Lawmakers voted 56-55 to approve adding coal ash ponds at a retired Duke plant in Moncure to the priority cleanup list after both Republicans and Democrats from Lee and Cumberland counties backed it.

McGrady said the four priority sites – near Eden, Wilmington and Asheville and in Gaston County – are all small and would serve as proving grounds for the best ways to handle the larger ash ponds elsewhere. He and others urged lawmakers to "let the process work" and not try to shuffle the order in which sites are addressed.

"Some of the others will end up high priority," McGrady said.

"If we start down this track (of adding sites to the priority list), we might as well just throw out the bill and tell Duke, 'Somehow or other, you have to figure out how to get them cleaned up next year,'" Samuelson said.

After lawmakers tabled moving several sites to the priority list, Rep. Charles Jeter, R-Mecklenburg, used a parliamentary procedure to bring the Moncure plant back up for consideration and a new vote.

"This is nothing but a fraud on this House and absolutely impugns the integrity of this chamber," said an incensed Rep. Rick Glazier, D-Cumberland.

"Anything I've done," Jeter responded, "is perfectly in the rulebook adopted by this chamber."

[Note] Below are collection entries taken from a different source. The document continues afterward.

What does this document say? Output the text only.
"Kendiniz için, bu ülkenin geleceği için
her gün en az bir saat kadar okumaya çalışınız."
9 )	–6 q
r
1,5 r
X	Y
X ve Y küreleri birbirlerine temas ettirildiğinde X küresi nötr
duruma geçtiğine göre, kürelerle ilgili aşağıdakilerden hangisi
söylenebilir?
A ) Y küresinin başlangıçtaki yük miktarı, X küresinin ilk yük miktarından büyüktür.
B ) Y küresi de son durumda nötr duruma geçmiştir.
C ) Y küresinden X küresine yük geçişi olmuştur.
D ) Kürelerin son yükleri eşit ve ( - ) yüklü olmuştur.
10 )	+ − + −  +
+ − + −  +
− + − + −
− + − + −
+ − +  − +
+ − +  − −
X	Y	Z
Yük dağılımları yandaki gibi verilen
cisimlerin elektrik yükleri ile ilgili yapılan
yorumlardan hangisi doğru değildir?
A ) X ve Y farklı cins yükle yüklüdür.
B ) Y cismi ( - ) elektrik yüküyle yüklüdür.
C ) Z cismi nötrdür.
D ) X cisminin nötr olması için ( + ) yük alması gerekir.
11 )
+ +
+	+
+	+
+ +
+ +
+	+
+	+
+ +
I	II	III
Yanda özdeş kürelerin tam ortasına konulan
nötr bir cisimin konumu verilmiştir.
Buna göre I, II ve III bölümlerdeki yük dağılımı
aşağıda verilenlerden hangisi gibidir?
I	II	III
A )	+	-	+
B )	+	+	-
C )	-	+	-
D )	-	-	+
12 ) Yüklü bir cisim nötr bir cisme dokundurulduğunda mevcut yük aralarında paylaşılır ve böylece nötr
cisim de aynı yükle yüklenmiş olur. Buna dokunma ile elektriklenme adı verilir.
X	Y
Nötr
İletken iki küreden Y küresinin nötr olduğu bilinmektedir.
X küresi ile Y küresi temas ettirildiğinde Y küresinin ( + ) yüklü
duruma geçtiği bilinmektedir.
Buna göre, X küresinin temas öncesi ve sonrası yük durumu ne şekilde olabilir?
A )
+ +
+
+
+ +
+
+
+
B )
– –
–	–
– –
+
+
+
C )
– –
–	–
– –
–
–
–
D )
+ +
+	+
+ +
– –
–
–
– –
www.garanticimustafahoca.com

A motion to table the amendment adding the Moncure site failed, and a lengthy, often rancorous, debate ensued before the House voted 54-58 against the proposal.

The House version of the bill has been sharply criticized by environmentalists, who said the House weakened the plan adopted by the Senate instead of trying to strengthen it.

The new bill calls for a study that could allow Duke to leave some low-risk ash ponds in place without any remedial action. A new Coal Ash Management Commission would determine if "natural attenuation" would be the best course of action at sites shown to have no groundwater or surface water contamination.

But House members did approve amendments that would allow for the water in the ash ponds to be quickly drained, lessening the chance that the dam around the pond would break or that toxins would leak into the groundwater, and would allow other remedies aside from so-called cap-in-place for low-risk sites.

Earlier in the day, an amendment that would require Duke to provide drinking water within 24 hours to anybody whose well was found to be contaminated by a leaking ash pond was added in a House committee. Previously, the bill gave the company 30 days to provide an alternative source of water.